The President referred to the possibility that Alec Home might be named as the new British Foreign Minister. If so, he might be helpful. The President had talked with Heath, who would be making a mistake if he did not appoint Home. With the Conservative victory, the British might start to play a more positive role, both here and in the Middle East. Heath was a tough man as indicated by his expressions three years ago on British policy east of Suez. He couldn’t reverse things, but would do something. It would be good to have some help and not to be alone. In Jordan and Lebanon, it would be good to have somebody with us.
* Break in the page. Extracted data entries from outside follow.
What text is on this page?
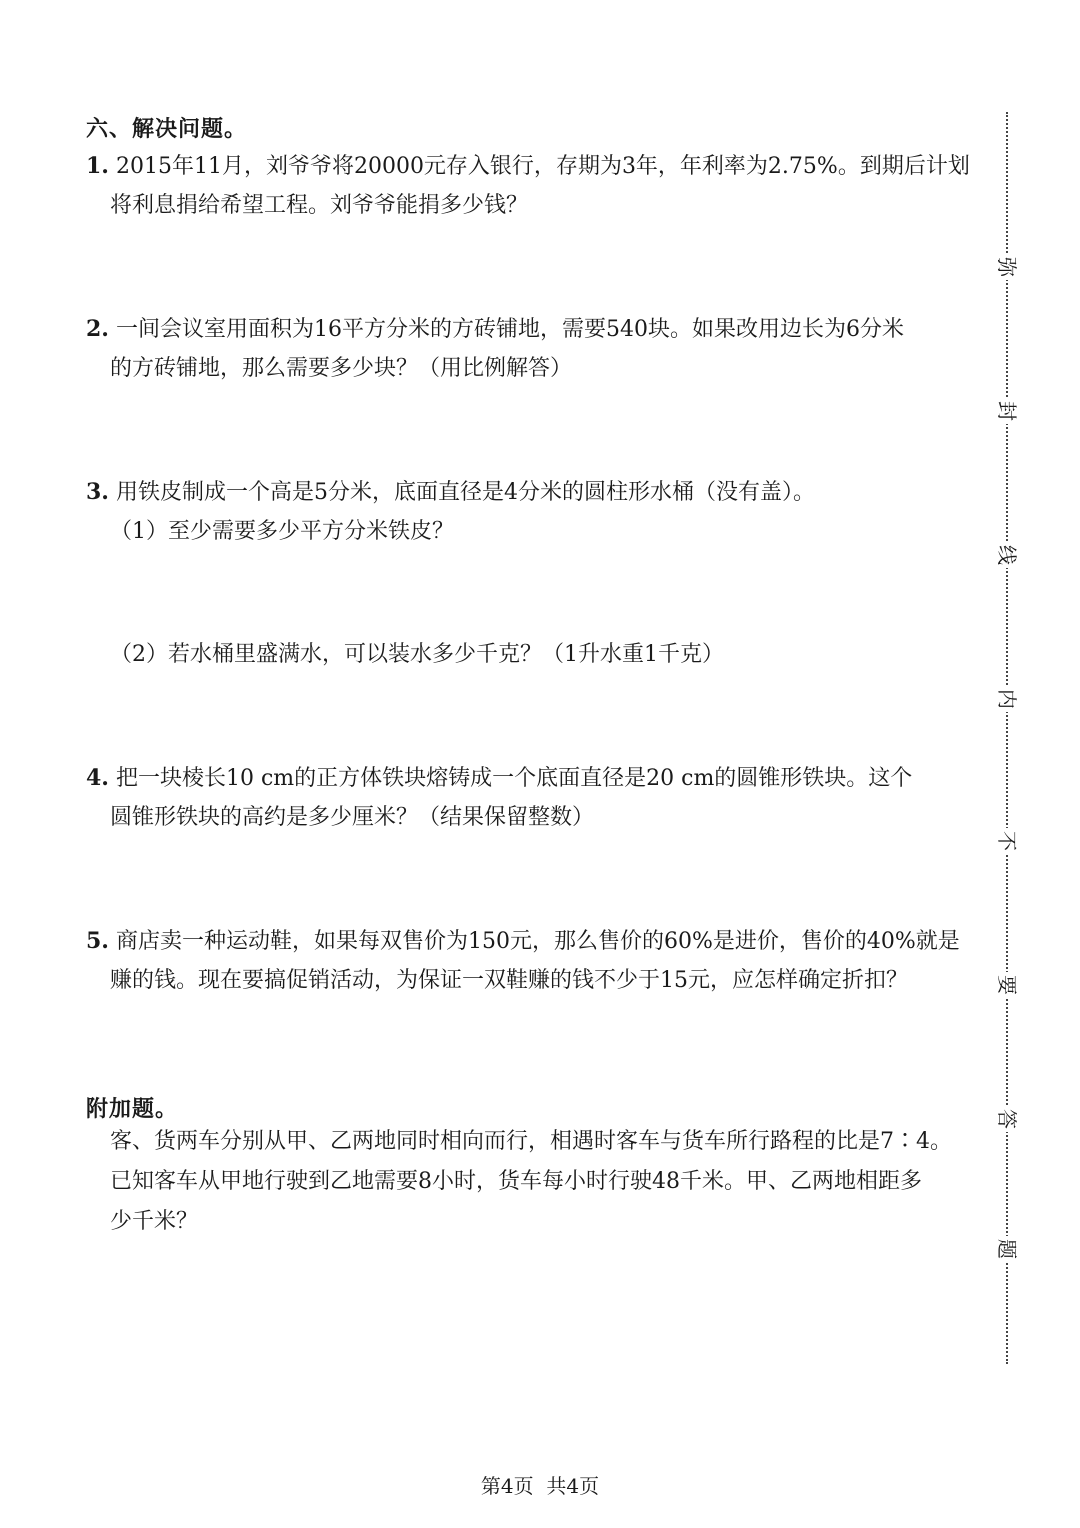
六、解决问题。
1. 2015年11月，刘爷爷将20000元存入银行，存期为3年，年利率为2.75%。到期后计划
将利息捐给希望工程。刘爷爷能捐多少钱？
2. 一间会议室用面积为16平方分米的方砖铺地，需要540块。如果改用边长为6分米
的方砖铺地，那么需要多少块？（用比例解答）
3. 用铁皮制成一个高是5分米，底面直径是4分米的圆柱形水桶（没有盖）。
（1）至少需要多少平方分米铁皮？
（2）若水桶里盛满水，可以装水多少千克？（1升水重1千克）
4. 把一块棱长10 cm的正方体铁块熔铸成一个底面直径是20 cm的圆锥形铁块。这个
圆锥形铁块的高约是多少厘米？（结果保留整数）
5. 商店卖一种运动鞋，如果每双售价为150元，那么售价的60%是进价，售价的40%就是
赚的钱。现在要搞促销活动，为保证一双鞋赚的钱不少于15元，应怎样确定折扣？
附加题。
客、货两车分别从甲、乙两地同时相向而行，相遇时客车与货车所行路程的比是7∶4。
已知客车从甲地行驶到乙地需要8小时，货车每小时行驶48千米。甲、乙两地相距多
少千米？
弥
封
线
内
不
要
答
题
第4页  共4页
Ambassador Green thought that if Home were to attend the SEATO meeting, he could be extremely helpful.

  1. Source: National Archives, Nixon Presidential Materials, NSC Files, NSC Institutional Files (H-Files), Box H–114, WSAG Minutes, Originals, 1969–1970, 6/19/70. Top Secret; Sensitive. These minutes contain the record of the meeting only when the President was present. In an undated memorandum Haig informed Nixon that he had discussed with Kissinger the President’s suggestion that he meet with members of the WSAG “to emphasize again your desires for positive action in the Cambodian situation.” Haig stated that Kissinger thought it would be “constructive,” but suggested that it would be “most constructive” if the President’s appearance was brief and that he “avoid any statement which appears to be a directive that Thai forces be introduced into Cambodia.” Rather, Kissinger suggested that the President “urge positive action to resolve difficulties which now stand in the way of a Thai decision to move forward.” Haig attached talking points for Nixon. (Ibid., Box H–075, WSAG Meeting, Cambodia, 6/19/70)
  2. See Document 326.
  3. In a June 22 memorandum to the President Kissinger summarized an attached report of June 1 from the CIA on the Thai defenders (one regiment consisting of two artillery battalions and three infantry battalions) at Long Tieng in Laos. The report gave the Thai high marks for defensive skill, leadership, and discipline, but noted their dependence on logistical support and their lack of aggressiveness in forward patrolling. Still the CIA ranked their performance as admirable, to which Nixon remarked in the margin of Kissinger’s memorandum: “Good.” (National Archives, Nixon Presidential Materials, NSC Files, Box 432, Backchannel Files, Angkor/Erawan reports)
  4. Reference is to the President’s June 3 Address to the Nation; see Public Papers: Nixon, 1970, pp. 476–480.